If you have any suggestions, please let me know.

@snowp @alyssawilk @mattklein123

Shikugawa avatar Jul 21 '21 01:07 Shikugawa

For connection re-establishment isn't whatever LB policy is in effect OK? RR, LR, etc?

mattklein123 avatar Jul 21 '21 14:07 mattklein123

For connection re-establishment isn't whatever LB policy is in effect OK? RR, LR, etc?

It will be affected with max_stream_duration but part of my requirement is done with this feature, to rotate gRPC stream. So we can apply H2LB policy such as RR. Other issue is that we should have that If selected host is not available or unhealthy by the report of health check service, Envoy should rebalance the message. Do you have additional concerns about this?

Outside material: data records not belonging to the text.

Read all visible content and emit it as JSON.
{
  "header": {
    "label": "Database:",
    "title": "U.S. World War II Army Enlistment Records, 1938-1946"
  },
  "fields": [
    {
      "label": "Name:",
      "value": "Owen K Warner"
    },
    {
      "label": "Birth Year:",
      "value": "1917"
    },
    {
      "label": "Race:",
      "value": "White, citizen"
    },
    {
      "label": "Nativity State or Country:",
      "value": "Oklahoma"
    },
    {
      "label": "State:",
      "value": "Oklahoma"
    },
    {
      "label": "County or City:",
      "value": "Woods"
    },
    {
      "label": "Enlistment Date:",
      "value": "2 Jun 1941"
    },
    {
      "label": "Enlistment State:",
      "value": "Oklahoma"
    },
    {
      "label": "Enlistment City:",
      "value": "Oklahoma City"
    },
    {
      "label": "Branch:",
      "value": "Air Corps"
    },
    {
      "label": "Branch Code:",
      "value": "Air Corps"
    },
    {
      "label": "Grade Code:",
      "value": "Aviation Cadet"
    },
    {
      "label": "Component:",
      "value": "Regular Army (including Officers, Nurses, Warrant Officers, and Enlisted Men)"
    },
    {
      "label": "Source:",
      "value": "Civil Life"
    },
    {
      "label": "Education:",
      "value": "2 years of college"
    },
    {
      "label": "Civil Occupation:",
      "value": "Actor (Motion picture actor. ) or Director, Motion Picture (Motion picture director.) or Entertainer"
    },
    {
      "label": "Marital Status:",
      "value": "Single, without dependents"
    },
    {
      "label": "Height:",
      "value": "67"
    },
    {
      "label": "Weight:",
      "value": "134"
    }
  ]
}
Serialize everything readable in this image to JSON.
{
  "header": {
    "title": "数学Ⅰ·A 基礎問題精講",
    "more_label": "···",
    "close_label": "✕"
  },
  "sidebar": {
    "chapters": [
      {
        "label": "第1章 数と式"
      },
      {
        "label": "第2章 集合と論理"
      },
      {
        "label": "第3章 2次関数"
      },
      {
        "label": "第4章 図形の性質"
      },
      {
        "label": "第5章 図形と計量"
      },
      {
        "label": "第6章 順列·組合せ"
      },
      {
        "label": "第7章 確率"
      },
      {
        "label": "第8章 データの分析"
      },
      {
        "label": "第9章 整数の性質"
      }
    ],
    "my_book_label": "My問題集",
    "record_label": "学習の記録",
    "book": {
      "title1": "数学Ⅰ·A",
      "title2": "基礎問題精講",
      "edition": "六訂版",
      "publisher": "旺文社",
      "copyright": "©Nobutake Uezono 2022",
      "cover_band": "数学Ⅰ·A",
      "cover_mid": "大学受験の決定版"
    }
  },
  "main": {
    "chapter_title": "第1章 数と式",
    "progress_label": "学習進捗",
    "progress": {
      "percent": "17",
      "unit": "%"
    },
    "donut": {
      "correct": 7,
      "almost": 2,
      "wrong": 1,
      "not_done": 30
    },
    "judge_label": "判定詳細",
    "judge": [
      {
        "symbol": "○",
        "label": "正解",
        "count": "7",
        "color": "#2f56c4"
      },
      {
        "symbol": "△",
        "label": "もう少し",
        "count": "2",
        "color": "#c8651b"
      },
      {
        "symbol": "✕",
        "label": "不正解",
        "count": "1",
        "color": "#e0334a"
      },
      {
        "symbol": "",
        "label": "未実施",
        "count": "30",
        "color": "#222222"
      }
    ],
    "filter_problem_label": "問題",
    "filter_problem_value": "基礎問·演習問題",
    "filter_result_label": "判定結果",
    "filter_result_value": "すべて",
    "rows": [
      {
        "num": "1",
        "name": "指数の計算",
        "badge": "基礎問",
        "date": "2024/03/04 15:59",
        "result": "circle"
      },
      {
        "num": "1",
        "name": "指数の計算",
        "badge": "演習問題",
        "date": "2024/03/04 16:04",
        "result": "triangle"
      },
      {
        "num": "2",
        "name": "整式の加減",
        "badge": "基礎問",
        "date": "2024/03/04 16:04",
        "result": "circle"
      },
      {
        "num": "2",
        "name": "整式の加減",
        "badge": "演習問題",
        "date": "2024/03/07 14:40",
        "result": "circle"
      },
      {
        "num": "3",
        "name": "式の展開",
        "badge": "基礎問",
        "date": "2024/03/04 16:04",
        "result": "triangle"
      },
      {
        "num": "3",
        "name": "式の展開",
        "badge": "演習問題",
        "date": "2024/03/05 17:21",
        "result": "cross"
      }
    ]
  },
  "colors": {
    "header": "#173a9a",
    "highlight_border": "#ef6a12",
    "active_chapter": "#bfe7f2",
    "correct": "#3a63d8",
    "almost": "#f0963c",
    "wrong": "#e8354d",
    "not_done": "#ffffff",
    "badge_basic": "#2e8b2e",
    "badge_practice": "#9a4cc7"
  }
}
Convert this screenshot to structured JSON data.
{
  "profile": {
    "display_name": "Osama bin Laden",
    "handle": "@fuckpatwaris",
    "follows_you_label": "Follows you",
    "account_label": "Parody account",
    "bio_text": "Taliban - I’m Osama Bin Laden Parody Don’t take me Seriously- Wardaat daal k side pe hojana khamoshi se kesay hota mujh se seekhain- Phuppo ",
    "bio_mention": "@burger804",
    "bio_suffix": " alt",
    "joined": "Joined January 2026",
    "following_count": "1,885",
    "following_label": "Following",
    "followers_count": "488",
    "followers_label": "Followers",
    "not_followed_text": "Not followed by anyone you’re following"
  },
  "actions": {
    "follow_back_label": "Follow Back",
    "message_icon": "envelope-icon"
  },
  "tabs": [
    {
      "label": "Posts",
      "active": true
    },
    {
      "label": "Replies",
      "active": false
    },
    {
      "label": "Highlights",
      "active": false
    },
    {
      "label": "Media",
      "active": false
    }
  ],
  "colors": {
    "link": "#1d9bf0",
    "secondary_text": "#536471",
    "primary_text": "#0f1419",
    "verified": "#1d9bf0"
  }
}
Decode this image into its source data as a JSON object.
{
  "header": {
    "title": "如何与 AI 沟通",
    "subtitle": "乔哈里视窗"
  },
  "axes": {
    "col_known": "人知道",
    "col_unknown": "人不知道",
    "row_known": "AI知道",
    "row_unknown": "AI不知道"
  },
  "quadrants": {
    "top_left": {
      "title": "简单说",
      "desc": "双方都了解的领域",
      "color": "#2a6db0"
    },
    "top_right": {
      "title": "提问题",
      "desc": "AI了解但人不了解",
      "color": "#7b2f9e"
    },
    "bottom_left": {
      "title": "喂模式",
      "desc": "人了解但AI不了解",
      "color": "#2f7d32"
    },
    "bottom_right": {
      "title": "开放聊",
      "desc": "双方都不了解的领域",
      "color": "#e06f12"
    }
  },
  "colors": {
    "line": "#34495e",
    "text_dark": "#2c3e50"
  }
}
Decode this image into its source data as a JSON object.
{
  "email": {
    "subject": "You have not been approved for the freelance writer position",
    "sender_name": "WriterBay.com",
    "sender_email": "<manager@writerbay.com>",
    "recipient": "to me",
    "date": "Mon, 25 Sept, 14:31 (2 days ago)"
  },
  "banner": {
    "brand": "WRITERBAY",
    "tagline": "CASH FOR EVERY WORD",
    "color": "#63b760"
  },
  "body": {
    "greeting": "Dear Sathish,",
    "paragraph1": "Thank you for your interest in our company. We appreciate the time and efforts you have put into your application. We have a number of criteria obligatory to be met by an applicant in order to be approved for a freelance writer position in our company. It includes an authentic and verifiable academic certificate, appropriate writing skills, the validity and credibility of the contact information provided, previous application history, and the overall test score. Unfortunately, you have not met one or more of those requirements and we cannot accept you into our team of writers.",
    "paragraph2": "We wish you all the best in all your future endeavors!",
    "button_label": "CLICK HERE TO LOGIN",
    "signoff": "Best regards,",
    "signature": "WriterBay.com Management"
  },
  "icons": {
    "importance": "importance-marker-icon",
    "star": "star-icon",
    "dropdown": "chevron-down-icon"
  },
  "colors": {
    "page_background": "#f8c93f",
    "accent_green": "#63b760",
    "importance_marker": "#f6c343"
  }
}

Shikugawa avatar Jul 21 '21 15:07 Shikugawa

Other issue is that we should have that If selected host is not available or unhealthy by the report of health check service, Envoy should rebalance the message. Do you have additional concerns about this?

I think this is a different feature request. Basically you are asking for connections to be terminated immediately if HC says the host is down. IIRC we already put connections into draining when this happens, but we don't terminate them outright. I think that could be an optional feature on the connection pool.

mattklein123 avatar Jul 21 '21 15:07 mattklein123

I think that could be an optional feature on the connection pool.

I think this feature is similar to retry, so we may reuse retry logic after introducing a cluster-specific retry policy.

Shikugawa avatar Jul 21 '21 17:07 Shikugawa

This issue has been automatically marked as stale because it has not had activity in the last 30 days. It will be closed in the next 7 days unless it is tagged "help wanted" or "no stalebot" or other activity occurs. Thank you for your contributions.

github-actions[bot] avatar Aug 20 '21 20:08 github-actions[bot]

This issue has been automatically marked as stale because it has not had activity in the last 30 days. It will be closed in the next 7 days unless it is tagged "help wanted" or "no stalebot" or other activity occurs. Thank you for your contributions.

github-actions[bot] avatar Sep 20 '21 00:09 github-actions[bot]

We still need this.

wu-sheng avatar Sep 20 '21 01:09 wu-sheng

Has there been any updates on this issue?

joelmathew003 avatar Apr 12 '24 05:04 joelmathew003

Setting maxStreamDuration and maxConnectionDuration enables connection rotation, Refer to the https://github.com/envoyproxy/envoy/issues/16554#issuecomment-2117776263 .

lonfme avatar May 17 '24 15:05 lonfme